I’m not often hit with life-altering realizations on a regular basis, those “Aha moments” that everyone speaks about as a precursor to change, right before they move to Nicaragua or shave their head or perhaps taste tofu for the first time.
But yesterday, I had one…
It came from nowhere. Bee and I had spread a blanket in the backyard, soaking in the spoils of a long-awaited winter thaw where the temperature had finally – finally – ticked above 70 degrees.
We were celebrating on the grass, sunglasses in hand, snacks at the ready, dogs underfoot. We lifted our heads to the sun and let the fresh blades tickle our feet, then paused to color our cheeks with dandelions.
And this reminder flew over me, like a stork dropping a 10 lb baby weight on my chest: these are the days.

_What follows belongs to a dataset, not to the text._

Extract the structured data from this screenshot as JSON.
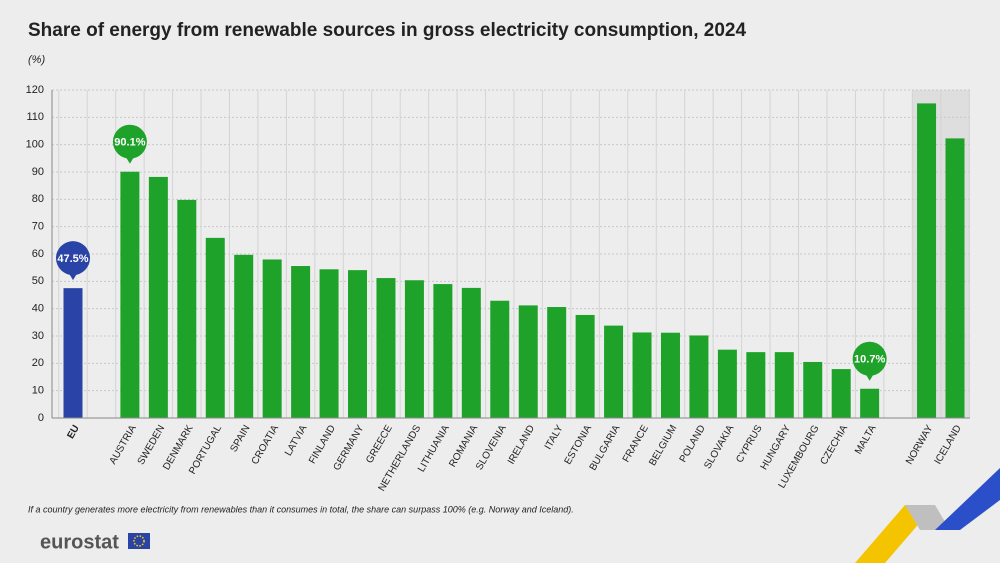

Just as I’ve looked back fondly on my own childhood – donning my yellow rubber boots in the middle of a rainstorm, soaking in long and winding novels with a flashlight under the covers, the delight of a cold, dripping ice cream on a summer day – so, too, will I look back on these days.
They’re hard, but simple. They’re maddening, but uncomplicated.
It’s “Mama, hold my hand,” and “No, I don’t want raisins,” and “Yes, leave me alone,” and “Mommy, sit on counter?” It’s pushing and pulling and trying and failing, but these days, our babies are still tucked sweetly under our wings.
It can be uncomfortable here – for everyone – but some day our wings will grow too small and our baby birds too big. And we’ll view them from a million miles away, watching and waiting and wondering if they’ll return home with a few piercings on the back of a bad bird’s motorcycle.
Until then, we have now. We have today. We have these moments, dusted with cereal remnants and adhered with sticky banana fingers. But today’s smudges – the tantrums and the chasing and the sleepless nights – are but yesterday’s memories.